Erratic U.S. interference with market forces inevitably means the tech industry, which usually excels at future planning, will be less able to plan rationally for increased future demand for semiconductors and this, in turn, will lead to future supply disturbances. As China's technological productive potential is decoupled efficiency will decrease leading to a profit downturn and less surplus for R&D which will slowdown tech advancements. This predicament will be even more pronounced, in the future, considering technology, such as the Internet of Things and self-driving electric vehicles naturally demand more semiconductors.
Already U.S. efforts to strangle China out of advanced semiconductor production are affecting living standards as consumers are inconvenienced by long waits for essential electronic items. If in future, China's production capacity is not allowed a greater contribution to global semiconductor production then prices for electronic goods will only rise which will further make a dent in living standards. Even more worrying is the environmental concerns that could arise should the future production of semiconductor-hungry technology, such as electric vehicles, not be met.

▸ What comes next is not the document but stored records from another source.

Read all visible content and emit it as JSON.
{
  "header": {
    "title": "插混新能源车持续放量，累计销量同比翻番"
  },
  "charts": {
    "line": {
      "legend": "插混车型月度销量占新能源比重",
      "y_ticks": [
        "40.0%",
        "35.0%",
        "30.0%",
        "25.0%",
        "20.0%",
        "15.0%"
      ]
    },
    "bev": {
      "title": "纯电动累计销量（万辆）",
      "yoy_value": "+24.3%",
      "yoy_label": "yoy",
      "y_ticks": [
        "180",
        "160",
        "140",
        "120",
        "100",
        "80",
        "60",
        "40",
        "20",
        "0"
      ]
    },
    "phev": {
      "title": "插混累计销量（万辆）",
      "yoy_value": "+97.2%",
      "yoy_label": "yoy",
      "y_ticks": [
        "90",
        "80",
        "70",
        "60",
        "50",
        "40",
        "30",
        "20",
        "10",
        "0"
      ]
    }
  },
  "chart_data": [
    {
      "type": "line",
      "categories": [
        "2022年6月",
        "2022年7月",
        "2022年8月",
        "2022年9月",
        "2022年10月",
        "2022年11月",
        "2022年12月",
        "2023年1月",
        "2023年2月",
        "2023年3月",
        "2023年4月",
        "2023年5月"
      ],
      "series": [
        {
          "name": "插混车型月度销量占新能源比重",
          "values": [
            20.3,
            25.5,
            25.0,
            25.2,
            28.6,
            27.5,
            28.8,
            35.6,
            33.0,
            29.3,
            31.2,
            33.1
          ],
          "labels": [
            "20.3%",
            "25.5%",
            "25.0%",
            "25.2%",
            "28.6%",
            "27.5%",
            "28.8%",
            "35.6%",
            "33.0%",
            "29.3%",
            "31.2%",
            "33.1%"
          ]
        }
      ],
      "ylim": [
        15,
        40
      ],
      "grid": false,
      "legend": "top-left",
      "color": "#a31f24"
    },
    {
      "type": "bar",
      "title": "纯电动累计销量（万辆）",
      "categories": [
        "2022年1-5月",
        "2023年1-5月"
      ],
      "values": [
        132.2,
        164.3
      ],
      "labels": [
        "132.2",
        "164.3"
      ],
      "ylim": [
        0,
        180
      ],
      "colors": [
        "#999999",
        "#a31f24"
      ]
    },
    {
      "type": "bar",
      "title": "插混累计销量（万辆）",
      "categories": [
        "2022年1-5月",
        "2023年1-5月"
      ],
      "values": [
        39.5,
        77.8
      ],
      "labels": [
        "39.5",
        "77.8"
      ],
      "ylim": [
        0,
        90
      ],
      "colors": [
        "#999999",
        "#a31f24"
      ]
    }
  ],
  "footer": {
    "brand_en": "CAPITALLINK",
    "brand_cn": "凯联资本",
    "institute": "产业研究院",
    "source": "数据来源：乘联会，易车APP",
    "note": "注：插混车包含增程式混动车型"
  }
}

Currently, the slowdown in the delivery of electrical products is being propagandized away as supply and demand problems related to COVID-19. However, the real problem is a manmade crisis caused by U.S. attempts to control the semiconductor industry. Thus, for the purpose of maintaining U.S. tech hegemony, our shared technological dream is being hijacked by a small elite. Like former catastrophic events, like 9/11 and Iraq's WMD, COVID-19 will continue to be used to camouflage undemocratic actions in the international realm while also justifying increased state responses to social unrest at home.